(WOD) Word of the Day: Virtual Reality describes a computer-generated environment that’s similar to real life but not quite. Side note: Virtual Reality is all the rage so it really should be the word for the month of October.
When You’re Waiting for the ‘October Surprise…’
This week, Wikileaks’ Julian Assange announced that he’ll be putting Google, the U.S. presidential election process, mass surveillance, etc. on blast over the next 10 weeks.
When You Thought Sh*t Would Hit the Fan …
The 10-week timeline was unexpected. Assange held a press conference earlier this week where he told us about his new plan. Rather than letting us in on some alleged truth bombs right then and there, Assange decided against it due to security concerns. That’s what we call an October Surprise!
When You’re Not Sure What to Expect …
If you’ll remember, Assange’s release of the Democratic National Conventions’ (DNC) emails back in June forced Rep. Debbie Wasserman Schultz to step down as the DNC’s Chair. So it’s expected that the upcoming leaks may derail Hillary Clinton’s presidential bid. We’ve been put on notice that the latest documents related to the election will come out Nov. 6 (the day before the election). Assange won’t go as far as to confirm that he’s trying to host the #HillaryIsOverParty, but, he did say the info he has is ‘significant’ and will reveal ‘interesting features of US power factions.’
WHAT ELSE IS GOING ON?
From Bad to Worse …
This week, reports came out that Yahoo was low-key using custom software to search through users’ emails. The company has neither confirmed nor denied this but looks like the U.S. government (NSA) may have made them do it. Some people who know about government surveillance are saying that this might just be the first time that an Internet company has complied with this type of government request. Yahoo CEO Marissa Mayer made the call to move forward on the request though it seems some of her subordinates probably disagreed. Twitter, Microsoft, Google, and other tech companies said ‘not it’ and would like to be excluded from this narrative. Meanwhile, since Yahoo can’t stay away from the drams lately, Verizon is asking for a billion dollar discount off the initial US $4.8 billion sale price.
THE STREETS ARE TALKIN’
Snap, Inc. aka Snapchat wants to keep up with the Joneses. To get on the same level as Google and Facebook, it needs more money. IPO, anyone? Rumor has it that the company’s first public sale will do down early next year for a cool US $25 billion (at least).

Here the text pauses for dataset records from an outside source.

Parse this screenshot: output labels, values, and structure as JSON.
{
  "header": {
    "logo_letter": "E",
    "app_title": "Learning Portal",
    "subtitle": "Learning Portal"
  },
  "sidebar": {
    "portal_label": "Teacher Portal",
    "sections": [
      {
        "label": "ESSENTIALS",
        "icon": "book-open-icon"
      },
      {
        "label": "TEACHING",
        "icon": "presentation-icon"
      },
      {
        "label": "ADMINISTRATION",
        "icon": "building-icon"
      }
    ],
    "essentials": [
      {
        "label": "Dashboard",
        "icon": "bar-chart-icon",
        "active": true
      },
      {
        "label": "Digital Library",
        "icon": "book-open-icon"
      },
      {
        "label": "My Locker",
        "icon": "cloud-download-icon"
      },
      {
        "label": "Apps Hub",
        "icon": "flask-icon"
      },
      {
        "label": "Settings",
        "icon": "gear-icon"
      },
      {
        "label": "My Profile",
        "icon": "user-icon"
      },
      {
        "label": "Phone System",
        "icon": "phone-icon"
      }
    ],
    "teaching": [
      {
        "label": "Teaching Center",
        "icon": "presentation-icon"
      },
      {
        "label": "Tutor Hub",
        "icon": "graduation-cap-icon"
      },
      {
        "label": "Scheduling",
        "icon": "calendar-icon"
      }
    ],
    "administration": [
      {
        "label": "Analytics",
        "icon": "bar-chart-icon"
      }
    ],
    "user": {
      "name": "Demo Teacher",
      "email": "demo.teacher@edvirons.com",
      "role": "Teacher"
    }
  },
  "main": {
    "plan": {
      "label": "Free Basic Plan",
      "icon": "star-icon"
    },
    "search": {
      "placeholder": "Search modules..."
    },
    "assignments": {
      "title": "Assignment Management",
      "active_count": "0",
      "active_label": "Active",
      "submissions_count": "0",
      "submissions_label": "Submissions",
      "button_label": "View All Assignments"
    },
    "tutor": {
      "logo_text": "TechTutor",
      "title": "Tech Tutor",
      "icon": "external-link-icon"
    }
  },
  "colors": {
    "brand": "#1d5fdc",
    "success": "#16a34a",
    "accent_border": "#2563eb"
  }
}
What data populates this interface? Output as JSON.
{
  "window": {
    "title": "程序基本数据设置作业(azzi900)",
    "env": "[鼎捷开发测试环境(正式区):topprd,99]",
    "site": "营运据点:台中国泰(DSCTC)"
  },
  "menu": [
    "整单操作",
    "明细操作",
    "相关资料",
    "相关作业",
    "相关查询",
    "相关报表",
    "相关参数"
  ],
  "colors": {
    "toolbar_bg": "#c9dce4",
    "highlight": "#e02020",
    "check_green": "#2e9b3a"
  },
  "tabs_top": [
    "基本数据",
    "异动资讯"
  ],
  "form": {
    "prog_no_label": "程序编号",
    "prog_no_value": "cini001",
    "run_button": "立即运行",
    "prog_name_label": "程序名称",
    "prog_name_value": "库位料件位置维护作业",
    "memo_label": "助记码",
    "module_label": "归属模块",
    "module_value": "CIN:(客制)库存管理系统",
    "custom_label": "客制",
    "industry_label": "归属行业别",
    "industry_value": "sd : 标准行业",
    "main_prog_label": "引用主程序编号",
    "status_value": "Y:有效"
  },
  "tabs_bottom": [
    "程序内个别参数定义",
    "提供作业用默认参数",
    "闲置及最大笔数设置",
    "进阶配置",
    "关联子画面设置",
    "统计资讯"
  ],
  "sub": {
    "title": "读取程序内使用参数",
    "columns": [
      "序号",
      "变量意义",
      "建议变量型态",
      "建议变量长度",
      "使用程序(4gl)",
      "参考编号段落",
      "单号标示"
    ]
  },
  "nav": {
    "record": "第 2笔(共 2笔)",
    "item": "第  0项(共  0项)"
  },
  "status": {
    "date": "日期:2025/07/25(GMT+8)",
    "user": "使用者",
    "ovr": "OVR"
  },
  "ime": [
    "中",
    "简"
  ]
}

What a difference a week makes! Twitter was getting ready to hand out a rose to one of its potential suitors (Google, Disney, and Apple). Rumors of a potential acquisition by any of the three sent Twitter’s stock price up. Then just like that all three backed away. Twitter’s stock went back down. Salesforce is the last company standing for now. #EmotionalRollercoaster
Blood-testing company Theranos has been through A LOT of regulatory and business challenges. At one time, the company was valued at US $9 billion but now – not so much. Theranos just dropped over 40% of its employees like they were hot (and not in a good way). It’s also shutting down its clinical labs and blood-testing center.

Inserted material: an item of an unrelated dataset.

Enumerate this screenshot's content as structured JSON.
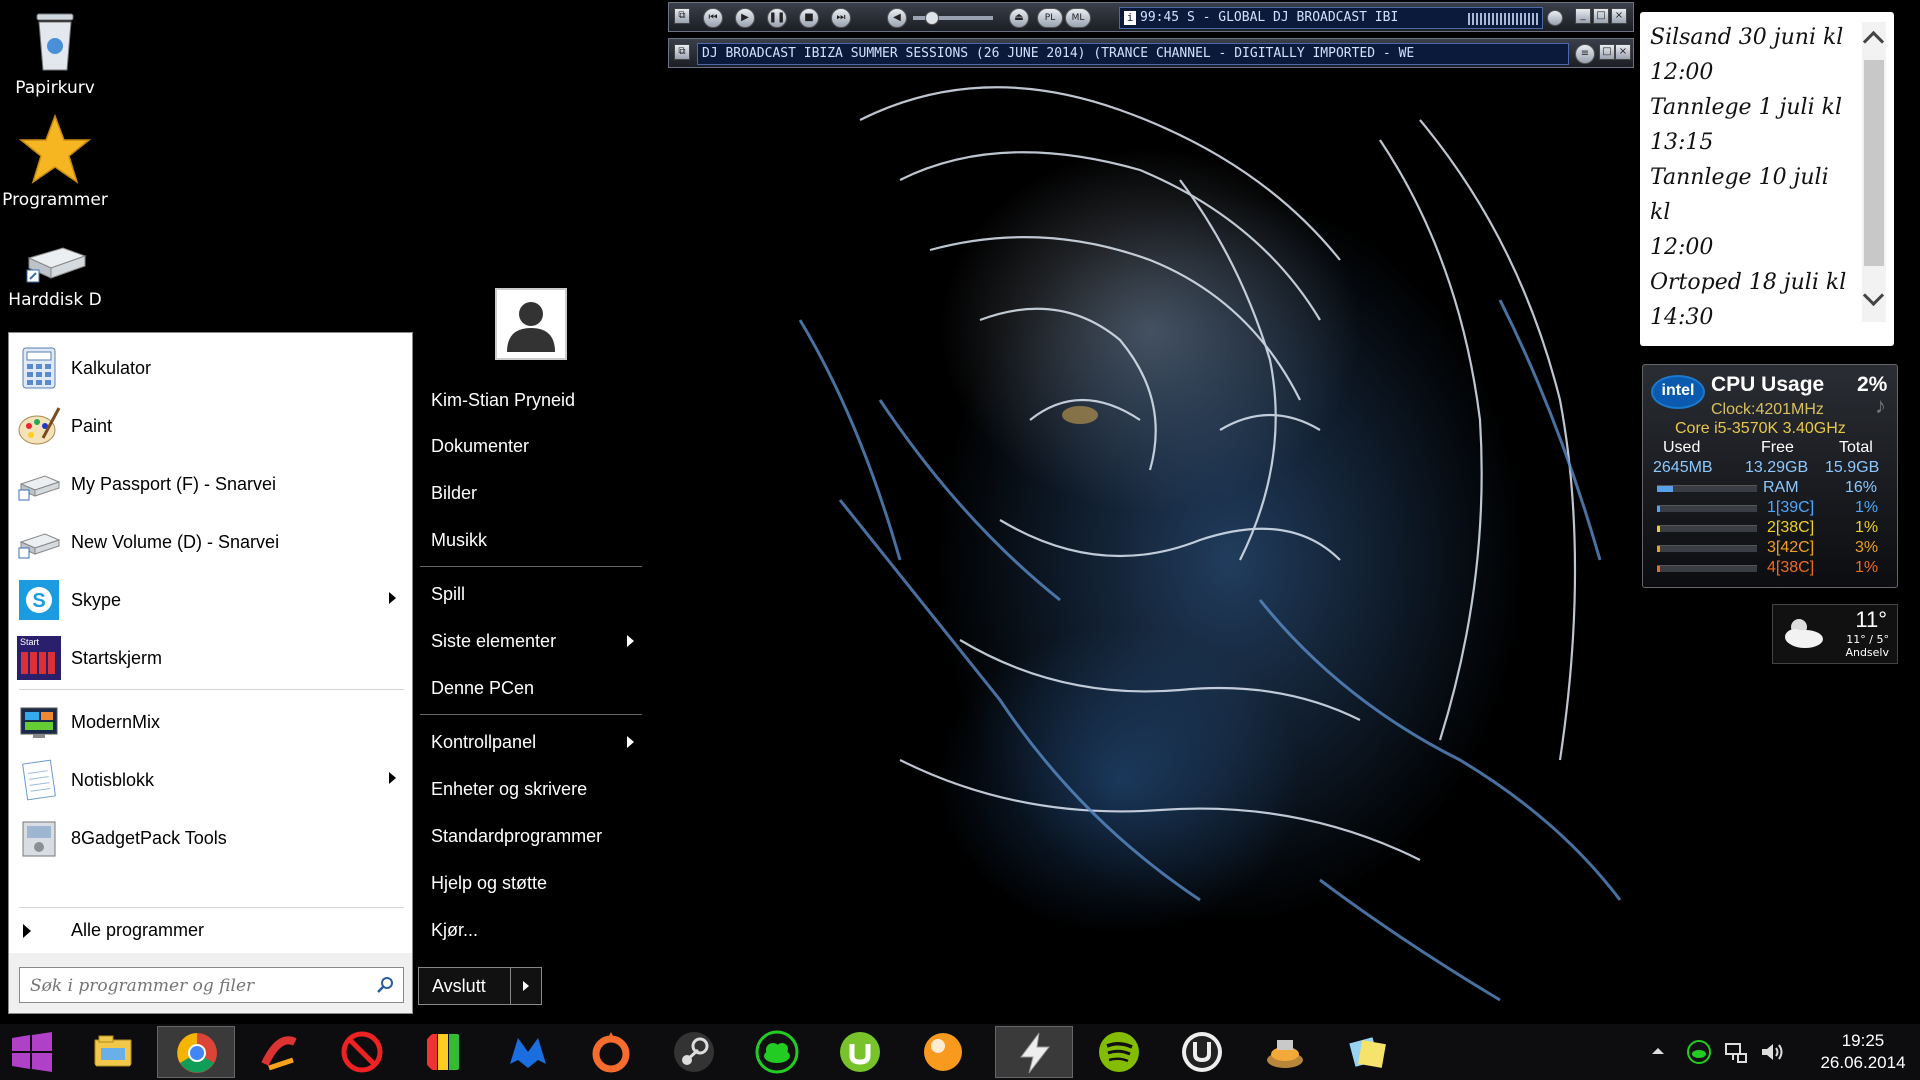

Blackberry doesn’t want to make its own smartphones anymore. It’s passing that off to its partners. With that said, expect a new Blackberry smartphone with a physical keyboard within the next six months.
Google’s going all in on hardware. The company just announced a slew of new products taking aim at its competitors. Say hello to Pixel (smartphone), Google Home (the company’s response to Amazon’s Echo); Daydream (virtual reality headset), Chromecast, etc.
Facebook’s working with White House officials to make the Internet accessible all across America via its Free Basics program. The program’s had issues in India, and it won’t get any better in the U.S. but worth the try. Meanwhile, FB was all VR every-thang. The social network wants to help people emote better via its ‘VR emoji.’
Over the summer, home rental site AirBnB sued the city of San Francisco for trying to enforce a law that would require listings on the site to be verified by the city. AirBnB wants a federal judge to put an end to this requirement, but the judge seemed skeptical. Unclear where the case is headed, but New York’s probably got next.